The Piccolo Composite Proximal Femur Nails are indicated for the treatment of stable and unstable proximal femur fractures (pertrochanteric, intertrochanteric high subtrochanteric fractures, and combinations of these fractures), including, fractures resulting from trauma, nonunions, pathological fractures, impending pathological fractures, tumor resections, and revision procedures.

The Piccolo Composite Nailing System includes nails, screws and a set of instruments.

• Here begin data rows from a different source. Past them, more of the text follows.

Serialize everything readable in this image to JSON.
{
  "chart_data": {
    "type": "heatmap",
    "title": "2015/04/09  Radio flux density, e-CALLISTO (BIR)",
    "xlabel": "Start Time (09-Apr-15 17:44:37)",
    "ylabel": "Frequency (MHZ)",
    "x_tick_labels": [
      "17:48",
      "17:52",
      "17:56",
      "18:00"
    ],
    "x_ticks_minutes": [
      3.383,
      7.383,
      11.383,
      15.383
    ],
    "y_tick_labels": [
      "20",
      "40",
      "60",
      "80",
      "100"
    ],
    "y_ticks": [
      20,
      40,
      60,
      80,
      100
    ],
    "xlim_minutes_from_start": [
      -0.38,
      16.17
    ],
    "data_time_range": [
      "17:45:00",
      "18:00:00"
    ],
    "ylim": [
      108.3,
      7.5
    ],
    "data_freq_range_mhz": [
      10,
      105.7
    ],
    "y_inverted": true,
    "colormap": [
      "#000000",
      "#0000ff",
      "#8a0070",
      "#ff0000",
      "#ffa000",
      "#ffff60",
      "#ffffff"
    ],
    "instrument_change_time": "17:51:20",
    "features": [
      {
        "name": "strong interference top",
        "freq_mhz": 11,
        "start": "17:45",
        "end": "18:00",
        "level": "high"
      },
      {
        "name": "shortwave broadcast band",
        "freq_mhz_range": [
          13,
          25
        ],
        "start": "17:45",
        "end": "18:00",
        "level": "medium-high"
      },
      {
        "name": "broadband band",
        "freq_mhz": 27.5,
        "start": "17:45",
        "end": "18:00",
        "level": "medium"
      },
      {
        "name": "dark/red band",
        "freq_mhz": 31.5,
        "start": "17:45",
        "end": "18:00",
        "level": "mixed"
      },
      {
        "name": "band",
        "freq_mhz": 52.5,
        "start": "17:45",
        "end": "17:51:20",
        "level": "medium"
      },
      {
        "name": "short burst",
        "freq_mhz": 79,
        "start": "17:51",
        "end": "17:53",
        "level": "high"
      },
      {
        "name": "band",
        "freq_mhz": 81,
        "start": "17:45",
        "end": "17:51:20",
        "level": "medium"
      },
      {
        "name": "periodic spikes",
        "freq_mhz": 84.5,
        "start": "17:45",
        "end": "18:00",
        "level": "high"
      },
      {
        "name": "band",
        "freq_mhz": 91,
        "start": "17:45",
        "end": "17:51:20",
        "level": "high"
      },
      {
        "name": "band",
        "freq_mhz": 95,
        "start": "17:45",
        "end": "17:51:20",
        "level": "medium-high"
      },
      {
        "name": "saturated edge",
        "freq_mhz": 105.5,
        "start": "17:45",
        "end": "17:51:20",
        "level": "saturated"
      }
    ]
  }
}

The Piccolo Composite nail indicated for treatment of the proximal femur is a cylindrical rod. Nail mid-shaft diameter is 11mm, with the proximal end diameter of up to 17mm. Nail lengths are 180mm, 200mm, and in the range of 300 – 460mm. The nail provides for holes at the proximal and distal sections, designed for the insertion of a lag screw and interlocking screws. The lag screw is of 10.4mm diameter, with its length being in the range of 80mm to 110mm. The nails (and, optionally, the lag screws) are made of carbon fiber reinforced polymer and incorporate small amount of titanium/titanium alloy. Tantalum markers are embedded within the carbon fiber reinforced polymer, where applicable, to enable visualization during imaging. The distal screws, and, optionally, the lag screws, are made of titanium alloy.

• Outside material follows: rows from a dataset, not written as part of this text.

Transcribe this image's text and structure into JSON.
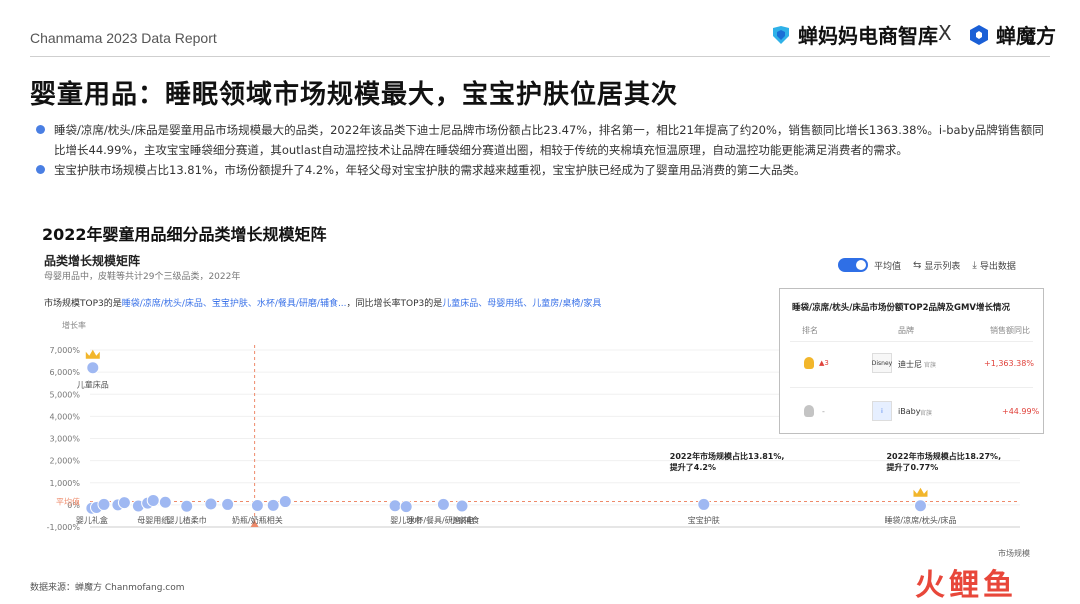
{
  "header": {
    "report_label": "Chanmama 2023 Data Report",
    "brand_left": "蝉妈妈电商智库",
    "brand_sep": "X",
    "brand_right": "蝉魔方"
  },
  "page_title": "婴童用品：睡眠领域市场规模最大，宝宝护肤位居其次",
  "bullets": [
    "睡袋/凉席/枕头/床品是婴童用品市场规模最大的品类，2022年该品类下迪士尼品牌市场份额占比23.47%，排名第一，相比21年提高了约20%，销售额同比增长1363.38%。i-baby品牌销售额同比增长44.99%，主攻宝宝睡袋细分赛道，其outlast自动温控技术让品牌在睡袋细分赛道出圈，相较于传统的夹棉填充恒温原理，自动温控功能更能满足消费者的需求。",
    "宝宝护肤市场规模占比13.81%，市场份额提升了4.2%，年轻父母对宝宝护肤的需求越来越重视，宝宝护肤已经成为了婴童用品消费的第二大品类。"
  ],
  "matrix_title": "2022年婴童用品细分品类增长规模矩阵",
  "panel": {
    "title": "品类增长规模矩阵",
    "subtitle": "母婴用品中，皮鞋等共计29个三级品类，2022年",
    "top3_prefix": "市场规模TOP3的是",
    "top3_market": "睡袋/凉席/枕头/床品、宝宝护肤、水杯/餐具/研磨/辅食...",
    "top3_middle": "，同比增长率TOP3的是",
    "top3_growth": "儿童床品、母婴用纸、儿童房/桌椅/家具"
  },
  "controls": {
    "toggle_label": "平均值",
    "list_label": "显示列表",
    "export_label": "导出数据"
  },
  "chart_data": {
    "type": "scatter",
    "ylabel": "增长率",
    "xlabel": "市场规模",
    "y_ticks": [
      "7,000%",
      "6,000%",
      "5,000%",
      "4,000%",
      "3,000%",
      "2,000%",
      "1,000%",
      "0%",
      "-1,000%"
    ],
    "ylim": [
      -1000,
      7000
    ],
    "xlim": [
      0,
      100
    ],
    "avg_label": "平均值",
    "avg_y": 150,
    "avg_x": 17.7,
    "series": [
      {
        "points": [
          {
            "x": 0.3,
            "y": 6200,
            "label": "儿童床品",
            "crown": true
          },
          {
            "x": 0.2,
            "y": -150,
            "label": "婴儿礼盒"
          },
          {
            "x": 0.7,
            "y": -120
          },
          {
            "x": 1.5,
            "y": 20
          },
          {
            "x": 3.0,
            "y": 0
          },
          {
            "x": 3.7,
            "y": 100
          },
          {
            "x": 5.2,
            "y": -50
          },
          {
            "x": 6.2,
            "y": 80
          },
          {
            "x": 6.8,
            "y": 200,
            "label": "母婴用纸"
          },
          {
            "x": 8.1,
            "y": 120
          },
          {
            "x": 10.4,
            "y": -60,
            "label": "婴儿植柔巾"
          },
          {
            "x": 13.0,
            "y": 40
          },
          {
            "x": 14.8,
            "y": 20
          },
          {
            "x": 18.0,
            "y": -30,
            "label": "奶瓶/奶瓶相关"
          },
          {
            "x": 19.7,
            "y": -20
          },
          {
            "x": 21.0,
            "y": 150
          },
          {
            "x": 32.8,
            "y": -40
          },
          {
            "x": 34.0,
            "y": -80,
            "label": "婴儿理巾"
          },
          {
            "x": 38.0,
            "y": 20,
            "label": "水杯/餐具/研磨/辅食"
          },
          {
            "x": 40.0,
            "y": -50,
            "label": "小家电"
          },
          {
            "x": 66.0,
            "y": 20,
            "label": "宝宝护肤"
          },
          {
            "x": 89.3,
            "y": -40,
            "label": "睡袋/凉席/枕头/床品",
            "crown": true
          }
        ]
      }
    ],
    "annotations": [
      {
        "x": 66.0,
        "line1": "2022年市场规模占比13.81%,",
        "line2": "提升了4.2%"
      },
      {
        "x": 89.3,
        "line1": "2022年市场规模占比18.27%,",
        "line2": "提升了0.77%"
      }
    ]
  },
  "table": {
    "title": "睡袋/凉席/枕头/床品市场份额TOP2品牌及GMV增长情况",
    "headers": [
      "排名",
      "品牌",
      "销售额同比"
    ],
    "rows": [
      {
        "rank_change": "3",
        "logo": "Disney",
        "brand": "迪士尼",
        "tag": "官旗",
        "growth": "+1,363.38%"
      },
      {
        "rank_change": "-",
        "logo": "i",
        "brand": "iBaby",
        "tag": "官旗",
        "growth": "+44.99%"
      }
    ]
  },
  "footer": {
    "source": "数据来源：蝉魔方 Chanmofang.com",
    "logo_text": "火鲤鱼"
  },
  "colors": {
    "dot": "#9fb8f2",
    "accent": "#2f6fe6",
    "avg_line": "#ee8a6a",
    "crown": "#f2b62b"
  }
}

The provided text describes a 510(k) premarket notification for a medical device, the Piccolo Composite® Nailing System, which is an intramedullary fixation rod. The document primarily focuses on demonstrating substantial equivalence to predicate devices. It does NOT contain information related to software or AI-driven devices, and therefore, does not discuss acceptance criteria, study methodologies, or performance results in the context of AI or machine learning.

The 510(k) summary (pages 3-5) highlights:

• Intended Use/Indications for Use: Treatment of stable and unstable proximal femur fractures.
• System Description: Includes nails, screws, and instruments made of carbon fiber reinforced polymer with titanium/titanium alloy components and tantalum markers.
• Substantial Equivalence: Claimed based on intended use, design, materials, technological characteristics, and principles of operation being similar to predicate devices.
• Performance Characteristics: Mentions "static and dynamic bending of implants construct" and "bacterial endotoxin testing" were conducted, and results were "comparable to those of predicate devices."

Therefore, I cannot provide the requested information regarding acceptance criteria, study design, or performance metrics for an AI/software device as the provided document pertains to a physical medical implant device and does not involve AI or software performance evaluation.